Конджерс сел за стол-парту и — ба-бах! — изо всех сил грохнул папкой о крышку, словно желая прибить надоевшую муху. Несмотря на свое мальчишеское лицо, он был намного крупнее и явно сильнее Чарльза. В нем было шесть футов девять дюймов росту, вес зашкаливал за двести сорок фунтов; от природы плотный и ширококостный, Конджерс к тому же успел немало поработать над собой в спортзале. Чарльз был на три дюйма ниже ростом, и несмотря на все усилия Бешеного Пса — тренера по силовой подготовке, работавшего с ними в «качалке», то есть в тренажерном зале, — оставался довольно худощавым. У него были тонкие черты лица, и он наверняка был фунтов на сорок легче Конджерса. С точки зрения Джоджо, в первую очередь следовало рассматривать именно физические кондиции. Конджерс и так уже на взводе, и если спровоцировать его еще буквально одним приколом, — все может случиться…

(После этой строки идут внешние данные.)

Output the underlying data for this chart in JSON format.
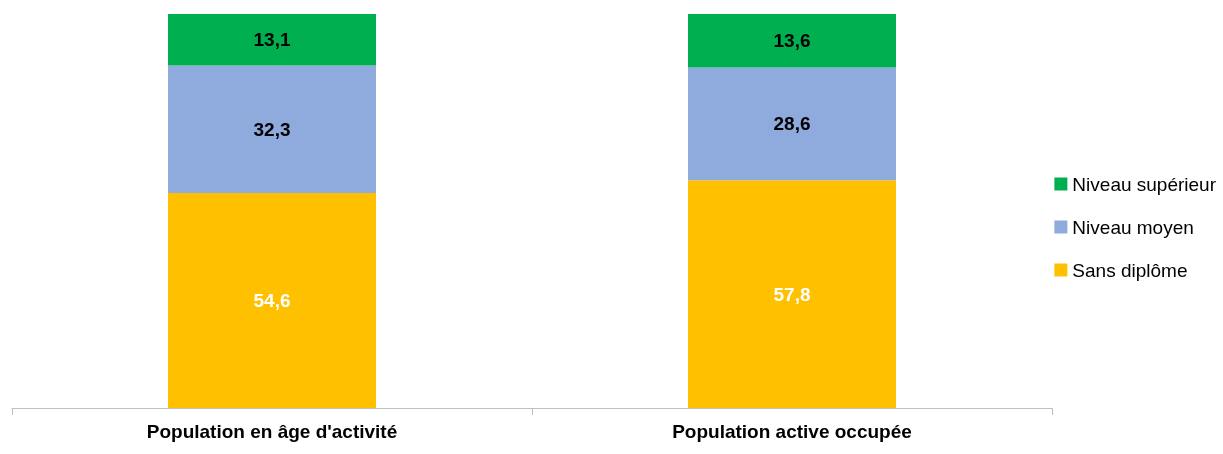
{
  "chart_data": {
    "type": "bar",
    "stacked": true,
    "categories": [
      "Population en âge d'activité",
      "Population active occupée"
    ],
    "series": [
      {
        "name": "Sans diplôme",
        "color": "#ffc000",
        "values": [
          54.6,
          57.8
        ],
        "value_labels": [
          "54,6",
          "57,8"
        ]
      },
      {
        "name": "Niveau moyen",
        "color": "#8faadc",
        "values": [
          32.3,
          28.6
        ],
        "value_labels": [
          "32,3",
          "28,6"
        ]
      },
      {
        "name": "Niveau supérieur",
        "color": "#00b050",
        "values": [
          13.1,
          13.6
        ],
        "value_labels": [
          "13,1",
          "13,6"
        ]
      }
    ],
    "legend": "right"
  }
}
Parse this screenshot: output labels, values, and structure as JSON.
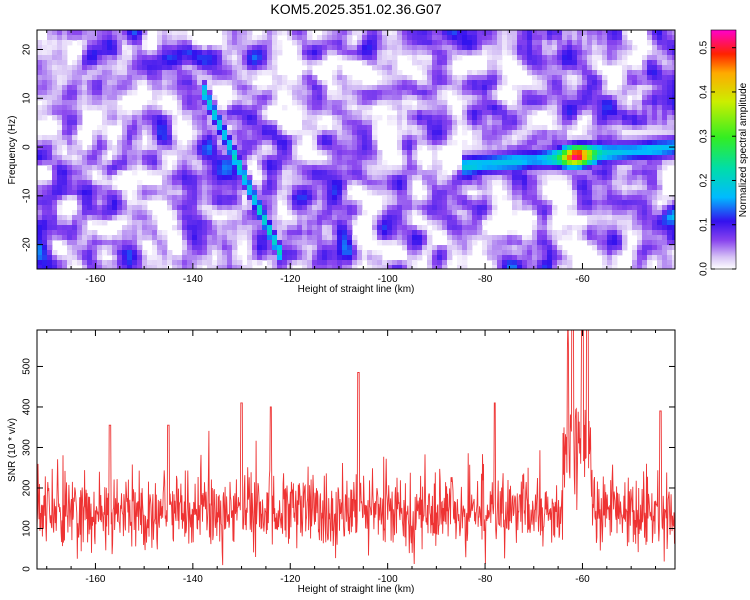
{
  "title": "KOM5.2025.351.02.36.G07",
  "chart_data": [
    {
      "type": "heatmap",
      "name": "spectrogram",
      "xlabel": "Height of straight line (km)",
      "ylabel": "Frequency (Hz)",
      "xlim": [
        -172,
        -41
      ],
      "ylim": [
        -25,
        24
      ],
      "xticks": [
        -160,
        -140,
        -120,
        -100,
        -80,
        -60
      ],
      "yticks": [
        -20,
        -10,
        0,
        10,
        20
      ],
      "colorbar": {
        "label": "Normalized spectral amplitude",
        "range": [
          0.0,
          0.54
        ],
        "ticks": [
          0.0,
          0.1,
          0.2,
          0.3,
          0.4,
          0.5
        ]
      },
      "features": [
        {
          "name": "ridge-main",
          "x_start": -85,
          "x_end": -41,
          "freq_start": -4,
          "freq_end": 0,
          "peak_amplitude": 0.54,
          "peak_x": -61
        },
        {
          "name": "ridge-diagonal",
          "x_start": -138,
          "x_end": -122,
          "freq_start": 12,
          "freq_end": -22,
          "peak_amplitude": 0.2
        }
      ]
    },
    {
      "type": "line",
      "name": "snr",
      "xlabel": "Height of straight line (km)",
      "ylabel": "SNR (10 * v/v)",
      "xlim": [
        -172,
        -41
      ],
      "ylim": [
        0,
        590
      ],
      "xticks": [
        -160,
        -140,
        -120,
        -100,
        -80,
        -60
      ],
      "yticks": [
        0,
        100,
        200,
        300,
        400,
        500
      ],
      "color": "#ee3333",
      "baseline_mean": 140,
      "noise_spread": 65,
      "spikes": [
        {
          "x": -106,
          "y": 485
        },
        {
          "x": -130,
          "y": 410
        },
        {
          "x": -124,
          "y": 400
        },
        {
          "x": -78,
          "y": 410
        },
        {
          "x": -62,
          "y": 590
        },
        {
          "x": -60,
          "y": 560
        },
        {
          "x": -59,
          "y": 535
        },
        {
          "x": -63,
          "y": 430
        },
        {
          "x": -44,
          "y": 390
        },
        {
          "x": -157,
          "y": 355
        },
        {
          "x": -145,
          "y": 355
        }
      ]
    }
  ]
}
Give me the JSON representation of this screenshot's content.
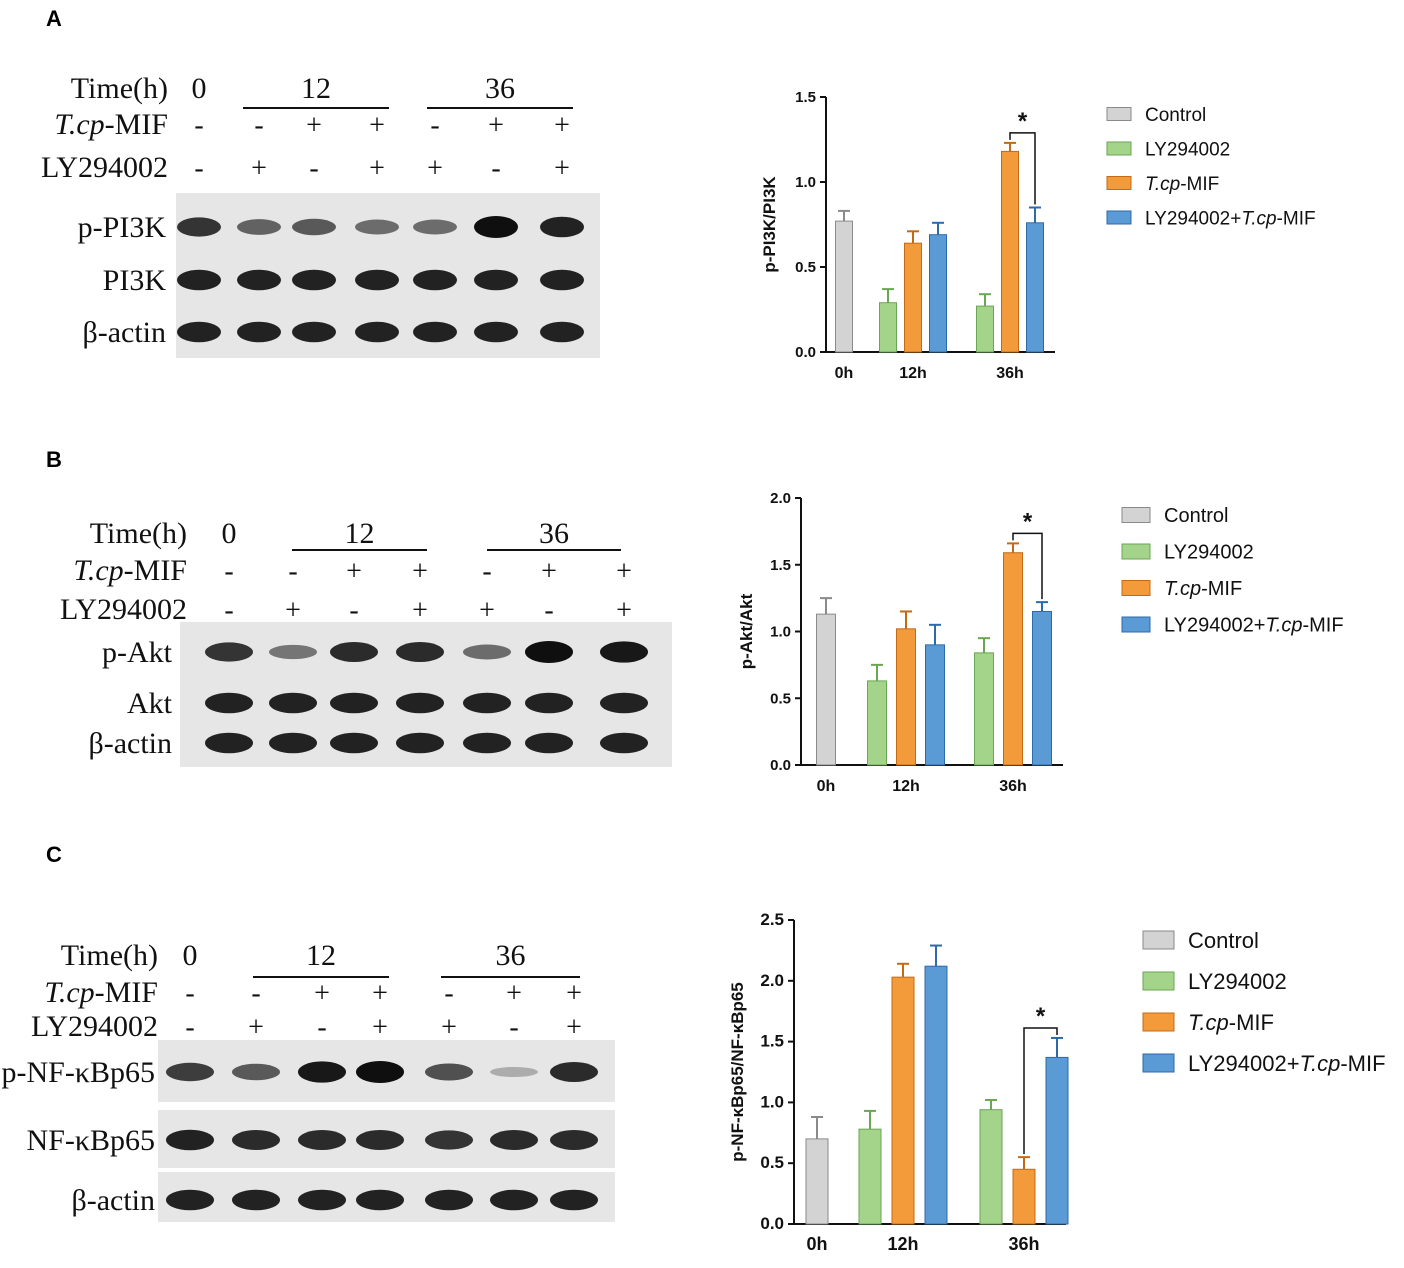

В учебном классе все шло как обычно — то есть если человек не обладал такой способностью сосредотачиваться, как Чарльз Бускет, то о всякой самостоятельной подготовке и вообще учебе можно было забыть. Ребята развлекались как могли. То и дело кто-нибудь рыгал, а то и изображал пуканье, кто-то шепотом выдавал очередную шуточку, от которой все заходились в приступе смеха, кто-то исподтишка запускал в качестве метательных снарядов конфеты или еще как-нибудь бесился. Помощник тренера Брайен Глациано восседал в кресле на возвышении перед классной доской, лицом к студентам-спортсменам, поскольку в его обязанности входило следить за тем, чтобы они пялились в книжки, и поддерживать хотя бы относительный порядок. Но что он мог сделать? Брайен был молодой, белый и представлял собой практически полное ничтожество по сравнению с элитными игроками, за которыми был приставлен надзирать.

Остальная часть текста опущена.